La Corte di Cassazione -Sezione Tributaria, con sentenza 3223 dell’8 febbraio 2025, si pronuncia in materia di transfer pricing, con particolare riguardo al riparto dell’onere probatorio in caso di finanziamenti infruttiferi infragruppo.
La disciplina del transfer pricing, dettata dall’art. 110, comma 7, TUIR, prescrive che il reddito derivante da operazioni tra società del gruppo operanti in stati diversi si determini con riferimento alle condizioni e ai prezzi che sarebbero stati praticati tra soggetti indipendenti operanti in condizioni di libera concorrenza e in circostanze comparabili.
In particolare, il caso si basa su un accertamento di maggior reddito che l’Agenzia delle Entrate aveva disposto rispetto ad una controllante italiana sul presupposto della concessione di un finanziamento infruttifero nei confronti di una controllata esterna.
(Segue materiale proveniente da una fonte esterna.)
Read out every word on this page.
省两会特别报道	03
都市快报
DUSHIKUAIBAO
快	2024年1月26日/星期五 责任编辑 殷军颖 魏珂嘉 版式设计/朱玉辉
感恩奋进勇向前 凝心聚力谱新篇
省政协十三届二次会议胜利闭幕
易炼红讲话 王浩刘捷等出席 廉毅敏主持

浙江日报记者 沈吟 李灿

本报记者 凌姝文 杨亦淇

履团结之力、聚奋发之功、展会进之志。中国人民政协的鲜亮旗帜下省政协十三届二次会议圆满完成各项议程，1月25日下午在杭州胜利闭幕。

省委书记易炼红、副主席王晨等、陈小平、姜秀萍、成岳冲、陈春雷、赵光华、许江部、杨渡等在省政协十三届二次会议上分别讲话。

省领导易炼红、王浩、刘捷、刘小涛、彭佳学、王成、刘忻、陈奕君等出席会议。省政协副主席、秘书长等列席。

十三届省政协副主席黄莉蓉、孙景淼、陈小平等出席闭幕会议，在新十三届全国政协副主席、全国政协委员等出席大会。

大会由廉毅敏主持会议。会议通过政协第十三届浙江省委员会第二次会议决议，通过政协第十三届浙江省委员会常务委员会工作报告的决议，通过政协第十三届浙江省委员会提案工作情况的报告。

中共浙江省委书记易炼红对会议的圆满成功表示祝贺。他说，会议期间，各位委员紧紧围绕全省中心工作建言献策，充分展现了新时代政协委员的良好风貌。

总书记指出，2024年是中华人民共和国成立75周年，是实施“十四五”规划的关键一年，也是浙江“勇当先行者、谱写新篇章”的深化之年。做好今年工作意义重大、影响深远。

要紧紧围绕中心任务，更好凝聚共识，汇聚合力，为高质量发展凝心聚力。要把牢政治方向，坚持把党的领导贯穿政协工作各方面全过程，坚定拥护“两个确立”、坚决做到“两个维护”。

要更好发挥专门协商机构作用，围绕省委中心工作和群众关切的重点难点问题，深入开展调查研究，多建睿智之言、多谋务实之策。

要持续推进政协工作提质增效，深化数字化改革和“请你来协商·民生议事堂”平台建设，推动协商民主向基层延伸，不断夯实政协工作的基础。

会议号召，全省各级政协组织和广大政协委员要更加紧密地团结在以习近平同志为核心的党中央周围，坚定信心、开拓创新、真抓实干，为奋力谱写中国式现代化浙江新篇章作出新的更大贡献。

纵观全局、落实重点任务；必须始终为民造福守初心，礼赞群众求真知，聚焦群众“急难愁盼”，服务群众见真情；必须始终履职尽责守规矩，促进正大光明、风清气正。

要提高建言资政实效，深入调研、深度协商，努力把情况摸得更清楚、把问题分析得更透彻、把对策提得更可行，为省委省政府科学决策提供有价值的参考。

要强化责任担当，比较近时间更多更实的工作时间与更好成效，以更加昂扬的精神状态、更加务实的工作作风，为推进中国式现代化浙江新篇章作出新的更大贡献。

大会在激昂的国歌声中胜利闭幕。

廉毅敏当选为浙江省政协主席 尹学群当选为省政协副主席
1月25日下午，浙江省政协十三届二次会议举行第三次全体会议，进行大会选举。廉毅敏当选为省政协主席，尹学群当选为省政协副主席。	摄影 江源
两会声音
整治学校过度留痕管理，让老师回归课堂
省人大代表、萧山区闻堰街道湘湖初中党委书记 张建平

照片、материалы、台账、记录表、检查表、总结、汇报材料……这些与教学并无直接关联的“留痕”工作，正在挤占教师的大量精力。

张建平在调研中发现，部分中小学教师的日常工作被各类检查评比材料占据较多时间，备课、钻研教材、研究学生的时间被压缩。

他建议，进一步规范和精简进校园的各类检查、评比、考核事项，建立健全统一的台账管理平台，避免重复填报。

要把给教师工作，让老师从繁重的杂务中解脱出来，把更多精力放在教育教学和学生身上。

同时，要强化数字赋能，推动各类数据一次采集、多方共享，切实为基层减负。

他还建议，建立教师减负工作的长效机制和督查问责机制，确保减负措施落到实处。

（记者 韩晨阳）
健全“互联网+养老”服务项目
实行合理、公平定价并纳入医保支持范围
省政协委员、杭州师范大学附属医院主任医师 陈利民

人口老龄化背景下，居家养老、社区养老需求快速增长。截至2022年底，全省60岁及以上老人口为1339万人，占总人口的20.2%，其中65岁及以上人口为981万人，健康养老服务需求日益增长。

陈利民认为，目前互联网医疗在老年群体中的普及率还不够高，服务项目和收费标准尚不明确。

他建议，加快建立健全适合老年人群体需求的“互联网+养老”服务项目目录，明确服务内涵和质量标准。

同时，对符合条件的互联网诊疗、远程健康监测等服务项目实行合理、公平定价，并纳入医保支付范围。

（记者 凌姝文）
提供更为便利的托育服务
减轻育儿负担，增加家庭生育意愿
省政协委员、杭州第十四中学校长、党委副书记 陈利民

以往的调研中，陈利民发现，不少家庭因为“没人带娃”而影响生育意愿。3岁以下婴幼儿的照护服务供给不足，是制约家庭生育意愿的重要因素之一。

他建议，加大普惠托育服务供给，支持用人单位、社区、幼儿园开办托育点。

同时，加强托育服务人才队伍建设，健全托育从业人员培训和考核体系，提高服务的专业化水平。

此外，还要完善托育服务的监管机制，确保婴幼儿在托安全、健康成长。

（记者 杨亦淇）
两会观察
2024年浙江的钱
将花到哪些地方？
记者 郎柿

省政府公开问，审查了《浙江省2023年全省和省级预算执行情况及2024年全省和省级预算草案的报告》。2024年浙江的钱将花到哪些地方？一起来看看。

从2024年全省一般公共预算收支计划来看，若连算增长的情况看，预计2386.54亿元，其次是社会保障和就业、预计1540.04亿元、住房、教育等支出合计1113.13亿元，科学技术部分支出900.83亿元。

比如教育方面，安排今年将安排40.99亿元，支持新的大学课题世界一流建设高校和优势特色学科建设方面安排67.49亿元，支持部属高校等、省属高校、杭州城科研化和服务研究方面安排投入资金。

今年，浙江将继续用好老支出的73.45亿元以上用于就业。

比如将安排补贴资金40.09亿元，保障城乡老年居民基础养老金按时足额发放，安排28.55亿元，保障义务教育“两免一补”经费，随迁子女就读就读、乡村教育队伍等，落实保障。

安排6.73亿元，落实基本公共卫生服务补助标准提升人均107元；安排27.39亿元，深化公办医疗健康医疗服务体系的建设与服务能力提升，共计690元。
Nell’annullare tale accertamento, il giudice d’appello aveva ritenuto che l’Agenzia delle Entrate non avesse adempiuto al proprio onere probatorio, essendosi limitata a contestare l’infruttuosità del finanziamento, sul presupposto che, stante la presunzione di onerosità dello stesso, risultasse quindi in contrasto con la disciplina del transfer pricing.
Ribaltando tale giudizio, la Cassazione ha ricordato che, seppur siano consentiti i finanziamenti infragruppo infruttiferi, potendo il finanziamento esser erogato per ragioni commerciali interne al gruppo, ai fini del transfer pricing l’onere di dimostrare tali finalità, connesse al ruolo assunto dalla controllante a sostegno delle consociate, ricade in capo al contribuente.
L’Agenzia delle Entrate, per contro, è tenuta unicamente a dare prova che la transazione è avvenuta ad un tasso di interesse apparentemente inferiore a quello “normale”, quale presupposto della ripresa a tassazione degli interessi attivi sul finanziamento, in tutto o in parte non corrisposti, quantificati in base al tasso di interesse di mercato.